Practitioner Fellowships

Looked After and Accommodated Children: Evaluating the Impact of a National Partnership Agreement in Dundee

DC Richard Grieve Police Scotland, Dundee

Introduction:

In 2015/2016 over 350,000 missing person incidents were reported to Police within the United Kingdom. This equates to a missing person being reported every 90 seconds and upwards of 370 each day (National Crime Agency, 2017)

Within Scotland over 40,000 missing person incidents are reported to Police Scotland each year and Looked After and Accommodated Children make up around 12,000 of these incidents (Police Scotland, 2017).

Looked After and Accommodated Children are amongst the most vulnerable members of society and the 'majority go missing because of abuse, neglect or conflict at home, and many also have serious mental health issues. While missing, 1 in 6 children sleep rough or stay with someone they have just met, and 1 in 8 report being physically harmed' (Missing People, 2016).

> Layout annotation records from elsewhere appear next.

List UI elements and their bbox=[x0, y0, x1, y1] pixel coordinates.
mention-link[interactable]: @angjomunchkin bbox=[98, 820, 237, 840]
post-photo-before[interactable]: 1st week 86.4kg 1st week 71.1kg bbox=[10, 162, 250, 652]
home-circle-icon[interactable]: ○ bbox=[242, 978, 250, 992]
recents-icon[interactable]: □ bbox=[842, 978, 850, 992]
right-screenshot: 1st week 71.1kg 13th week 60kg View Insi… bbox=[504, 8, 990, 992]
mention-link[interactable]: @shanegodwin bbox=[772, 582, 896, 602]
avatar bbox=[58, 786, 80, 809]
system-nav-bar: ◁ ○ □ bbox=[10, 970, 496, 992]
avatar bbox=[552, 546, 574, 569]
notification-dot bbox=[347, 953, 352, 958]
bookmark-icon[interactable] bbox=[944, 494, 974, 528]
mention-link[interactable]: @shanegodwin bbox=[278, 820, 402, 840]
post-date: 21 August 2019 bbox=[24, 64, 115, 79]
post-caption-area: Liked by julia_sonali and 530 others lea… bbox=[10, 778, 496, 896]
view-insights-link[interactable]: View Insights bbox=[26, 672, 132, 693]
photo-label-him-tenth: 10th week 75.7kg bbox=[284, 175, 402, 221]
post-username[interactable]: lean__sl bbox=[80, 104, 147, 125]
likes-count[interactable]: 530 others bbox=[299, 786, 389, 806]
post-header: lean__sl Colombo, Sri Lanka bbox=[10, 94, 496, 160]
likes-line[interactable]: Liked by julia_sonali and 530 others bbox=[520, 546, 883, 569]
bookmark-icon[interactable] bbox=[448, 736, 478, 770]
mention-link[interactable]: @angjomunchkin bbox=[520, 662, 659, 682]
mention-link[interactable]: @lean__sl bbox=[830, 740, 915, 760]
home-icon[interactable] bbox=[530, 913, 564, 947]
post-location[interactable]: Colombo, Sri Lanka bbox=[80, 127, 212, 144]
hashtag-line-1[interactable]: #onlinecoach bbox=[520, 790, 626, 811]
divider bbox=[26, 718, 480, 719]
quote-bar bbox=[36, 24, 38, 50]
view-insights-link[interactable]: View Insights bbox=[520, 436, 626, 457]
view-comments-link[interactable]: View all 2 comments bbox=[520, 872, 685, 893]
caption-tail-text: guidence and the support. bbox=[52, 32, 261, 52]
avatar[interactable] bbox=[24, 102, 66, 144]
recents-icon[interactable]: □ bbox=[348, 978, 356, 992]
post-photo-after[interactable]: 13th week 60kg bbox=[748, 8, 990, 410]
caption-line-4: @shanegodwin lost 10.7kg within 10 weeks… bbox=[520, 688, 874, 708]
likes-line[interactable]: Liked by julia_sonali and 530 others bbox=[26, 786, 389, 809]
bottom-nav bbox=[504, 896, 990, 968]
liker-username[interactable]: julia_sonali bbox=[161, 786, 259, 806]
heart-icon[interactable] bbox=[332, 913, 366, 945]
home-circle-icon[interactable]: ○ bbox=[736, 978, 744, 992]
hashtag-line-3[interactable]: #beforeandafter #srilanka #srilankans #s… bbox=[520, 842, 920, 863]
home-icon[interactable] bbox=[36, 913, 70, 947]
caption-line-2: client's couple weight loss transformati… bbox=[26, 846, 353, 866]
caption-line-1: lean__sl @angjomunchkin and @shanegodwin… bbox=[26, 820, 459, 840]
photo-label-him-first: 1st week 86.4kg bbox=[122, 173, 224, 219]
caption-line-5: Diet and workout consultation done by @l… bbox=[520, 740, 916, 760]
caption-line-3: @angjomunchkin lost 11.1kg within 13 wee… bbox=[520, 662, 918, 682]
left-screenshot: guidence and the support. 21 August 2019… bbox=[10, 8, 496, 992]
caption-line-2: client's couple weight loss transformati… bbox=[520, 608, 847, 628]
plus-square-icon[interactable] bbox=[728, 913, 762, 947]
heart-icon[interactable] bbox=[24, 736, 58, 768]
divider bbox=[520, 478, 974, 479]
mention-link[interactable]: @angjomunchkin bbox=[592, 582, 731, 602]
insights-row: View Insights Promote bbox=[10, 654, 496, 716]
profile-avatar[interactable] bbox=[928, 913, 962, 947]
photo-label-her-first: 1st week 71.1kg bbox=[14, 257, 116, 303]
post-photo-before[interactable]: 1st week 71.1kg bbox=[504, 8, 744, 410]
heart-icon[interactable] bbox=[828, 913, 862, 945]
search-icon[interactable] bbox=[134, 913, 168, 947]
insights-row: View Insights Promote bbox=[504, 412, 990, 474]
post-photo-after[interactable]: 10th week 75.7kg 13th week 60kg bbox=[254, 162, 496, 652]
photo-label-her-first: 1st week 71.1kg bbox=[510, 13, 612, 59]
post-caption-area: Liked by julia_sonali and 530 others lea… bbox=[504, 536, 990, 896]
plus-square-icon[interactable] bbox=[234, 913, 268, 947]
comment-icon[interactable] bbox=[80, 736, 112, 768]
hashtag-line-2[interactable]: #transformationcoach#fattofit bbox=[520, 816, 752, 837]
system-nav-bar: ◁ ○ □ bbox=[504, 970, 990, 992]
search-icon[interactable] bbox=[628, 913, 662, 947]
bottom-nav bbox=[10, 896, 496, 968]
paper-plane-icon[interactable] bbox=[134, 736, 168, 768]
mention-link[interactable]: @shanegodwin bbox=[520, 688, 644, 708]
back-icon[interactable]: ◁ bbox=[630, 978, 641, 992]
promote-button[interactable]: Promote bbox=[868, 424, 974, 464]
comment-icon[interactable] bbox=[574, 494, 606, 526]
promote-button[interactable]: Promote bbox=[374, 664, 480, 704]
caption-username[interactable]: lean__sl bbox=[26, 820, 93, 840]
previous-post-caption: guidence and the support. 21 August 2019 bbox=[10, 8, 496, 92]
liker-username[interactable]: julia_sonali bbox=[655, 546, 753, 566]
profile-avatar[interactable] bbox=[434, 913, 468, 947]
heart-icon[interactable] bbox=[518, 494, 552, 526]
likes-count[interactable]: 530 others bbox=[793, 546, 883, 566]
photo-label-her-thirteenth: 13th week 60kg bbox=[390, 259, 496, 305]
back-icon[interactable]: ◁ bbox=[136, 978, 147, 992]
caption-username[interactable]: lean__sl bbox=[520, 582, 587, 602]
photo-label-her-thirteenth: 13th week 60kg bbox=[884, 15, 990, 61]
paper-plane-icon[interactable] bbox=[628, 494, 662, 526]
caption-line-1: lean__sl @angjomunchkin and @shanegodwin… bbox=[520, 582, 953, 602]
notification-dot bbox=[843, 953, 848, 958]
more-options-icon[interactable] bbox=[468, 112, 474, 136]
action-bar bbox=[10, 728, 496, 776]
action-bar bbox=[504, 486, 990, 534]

In December 2015, Police Scotland commenced piloting The Looked After Children who go missing from Residential Care in Scotland, National Partnership Agreement across 3 pilot areas.



Aims and Objectives :

The primary aim will be to evaluate the National Partnership Agreement, in its implementation in Dundee local authority against the following framework of competencies. Particular focus will be given to the impact of the implementation of the absent category.



Methodology :

It is envisaged that mixed methods research will be undertaken, whereby qualitative research methodology will be combined with existing data from Dundee City Council and Tayside Division of Police Scotland.



Outputs and Benefits :

A paper will be produced and available through the SIPR website. The findings of the paper will be shared with Police Scotland, Dundee City Council and any other interested local authorities or parties.

It is hoped that the findings will assist in continuing to improve this National Partnership Agreement and provide evidenced good practice.

This research should also contribute to the growing field of academic literature around safe guarding vulnerable children.